For codes, concatenate a URI identifying the code system, the ‘#’ character, and a code taken from the code system.

For example, the U.S. NPI number 1234567890 can be represented as urn:oid:2.16.840.1.113883.4.6#1234567890 and the purpose of use treatment can be represented as urn:oid:2.16.840.1.113883.5.8#TREAT.

Submitting a token request

Authorization code grant

Client applications using the authorization code grant and authenticating with a private key and Authentication Token as per Section 5.2.1 SHALL submit a POST request to the Authorization Server’s token endpoint containing the following parameters as per Section 5.1 of UDAP JWT-Based Client Authentication. Client apps authenticating in this manner SHALL NOT include an HTTP Authorization header or client secret in its token endpoint request. The token request SHALL include the following parameters:

Token request parameters
grant_type required Fixed value: authorization_code
code required The code that the app received from the Authorization Server
redirect_uri conditional The client application's redirection URI. This parameter SHALL be present only if the redirect_uri parameter was included in the authorization request in Section 5.1, and their values SHALL be identical.
client_assertion_type required Fixed value: urn:ietf:params:oauth:client-assertion-type:jwt-bearer
client_assertion required The signed Authentication Token JWT
udap required Fixed value: 1
Client credentials grant

Client applications using the client credentials grant and authenticating with a private key and Authentication Token as per Section 5.2.1 SHALL submit a POST request to the Authorization Server’s token endpoint containing the following parameters as per Section 5.2 of UDAP JWT-Based Client Authentication. Client apps authenticating in this manner SHALL NOT include an HTTP Authorization header or client secret in its token endpoint request. The token request SHALL include the following parameters:

Token request parameters
grant_type required Fixed value: client_credentials
client_assertion_type required Fixed value: urn:ietf:params:oauth:client-assertion-type:jwt-bearer
client_assertion required The signed Authentication Token JWT
udap required Fixed value: 1

An Authorization Server receiving token requests containing Authentication Tokens as above SHALL validate and respond to the request as per Sections 6 and 7 of UDAP JWT-Based Client Authentication.

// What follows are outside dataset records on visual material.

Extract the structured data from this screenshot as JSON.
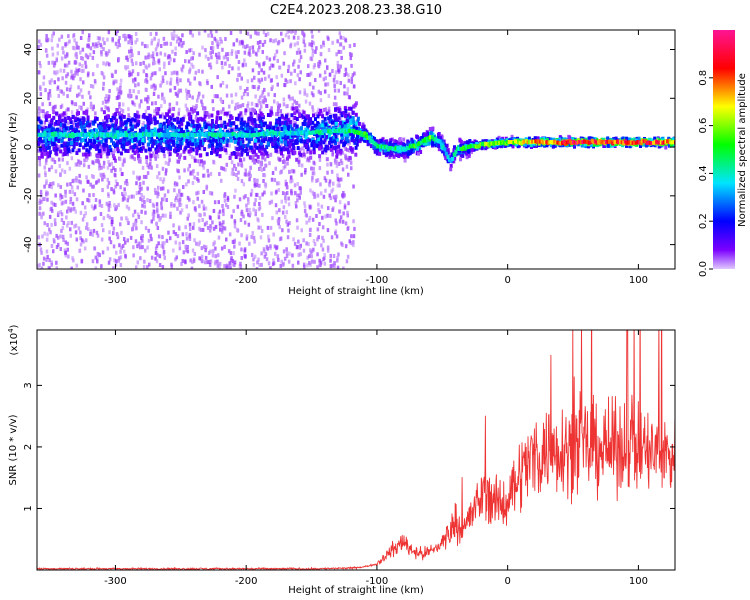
{
  "title": "C2E4.2023.208.23.38.G10",
  "chart_data": [
    {
      "type": "heatmap",
      "xlabel": "Height of straight line (km)",
      "ylabel": "Frequency (Hz)",
      "xlim": [
        -360,
        128
      ],
      "ylim": [
        -50,
        48
      ],
      "x_ticks": [
        -300,
        -200,
        -100,
        0,
        100
      ],
      "y_ticks": [
        -40,
        -20,
        0,
        20,
        40
      ],
      "x_tick_labels": [
        "-300",
        "-200",
        "-100",
        "0",
        "100"
      ],
      "y_tick_labels": [
        "-40",
        "-20",
        "0",
        "20",
        "40"
      ],
      "colorbar": {
        "label": "Normalized spectral amplitude",
        "range": [
          0,
          1
        ],
        "ticks": [
          0.0,
          0.2,
          0.4,
          0.6,
          0.8
        ],
        "tick_labels": [
          "0.0",
          "0.2",
          "0.4",
          "0.6",
          "0.8"
        ],
        "colormap": [
          "#e0c8ff",
          "#7b00ff",
          "#0000ff",
          "#00e5ff",
          "#00ff00",
          "#ffff00",
          "#ff0000",
          "#ff1493"
        ]
      },
      "ridge": {
        "x": [
          -360,
          -300,
          -250,
          -200,
          -150,
          -120,
          -110,
          -100,
          -80,
          -70,
          -60,
          -55,
          -50,
          -45,
          -40,
          -30,
          -20,
          0,
          20,
          40,
          60,
          80,
          100,
          128
        ],
        "y": [
          5,
          5,
          5,
          5,
          6,
          7,
          5,
          0,
          -1,
          1,
          4,
          3,
          0,
          -6,
          -1,
          0,
          1,
          2,
          2,
          2,
          2,
          2,
          2,
          2
        ],
        "amplitude": [
          0.45,
          0.45,
          0.45,
          0.45,
          0.45,
          0.5,
          0.55,
          0.5,
          0.5,
          0.55,
          0.6,
          0.5,
          0.45,
          0.4,
          0.5,
          0.55,
          0.6,
          0.65,
          0.75,
          0.85,
          0.9,
          0.85,
          0.85,
          0.8
        ]
      }
    },
    {
      "type": "line",
      "xlabel": "Height of straight line (km)",
      "ylabel": "SNR (10 * v/v)",
      "scale_label": "(x10",
      "scale_exp": "4",
      "scale_close": ")",
      "xlim": [
        -360,
        128
      ],
      "ylim": [
        0,
        3.9
      ],
      "x_ticks": [
        -300,
        -200,
        -100,
        0,
        100
      ],
      "y_ticks": [
        1,
        2,
        3
      ],
      "x_tick_labels": [
        "-300",
        "-200",
        "-100",
        "0",
        "100"
      ],
      "y_tick_labels": [
        "1",
        "2",
        "3"
      ],
      "line_color": "#ee3333",
      "series": [
        {
          "x": [
            -360,
            -300,
            -250,
            -200,
            -150,
            -120,
            -110,
            -100,
            -95,
            -90,
            -85,
            -80,
            -75,
            -70,
            -65,
            -60,
            -55,
            -50,
            -45,
            -40,
            -35,
            -30,
            -25,
            -20,
            -15,
            -10,
            -5,
            0,
            10,
            20,
            30,
            40,
            50,
            60,
            70,
            80,
            90,
            95,
            100,
            110,
            120,
            128
          ],
          "y": [
            0.02,
            0.02,
            0.02,
            0.02,
            0.02,
            0.03,
            0.05,
            0.1,
            0.2,
            0.3,
            0.35,
            0.5,
            0.35,
            0.3,
            0.25,
            0.3,
            0.35,
            0.45,
            0.6,
            0.8,
            0.7,
            0.8,
            1.0,
            1.2,
            1.3,
            1.1,
            1.0,
            1.2,
            1.6,
            1.85,
            1.95,
            2.0,
            2.0,
            2.0,
            2.0,
            1.95,
            2.0,
            2.1,
            1.95,
            1.9,
            1.85,
            1.9
          ]
        }
      ]
    }
  ]
}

For all successful token requests, the Authorization Server SHALL issue access tokens with a lifetime no longer than 60 minutes.

This guide does not currently constrain the type or format of access tokens issued by Authorization Servers. Note that other implementation guides (e.g. SMART App Launch, IUA, etc.), when used together with this guide, may limit the allowed access token types (e.g. Bearer) and/or formats (e.g. JWT).

Refresh tokens

This guide supports the use of refresh tokens, as described in Section 1.5 of RFC 6749. Authorization Servers MAY issue refresh tokens to B2B client applications that use the authorization code grant type as per Section 5 of RFC 6749. Refresh tokens are not used with the client credentials grant type. Client apps that have been issued refresh tokens MAY make refresh requests to the token endpoint as per Section 6 of RFC 6749. Client apps authenticate to the Authorization Server for refresh requests by constructing and including an Authentication Token in the same manner as for initial token requests.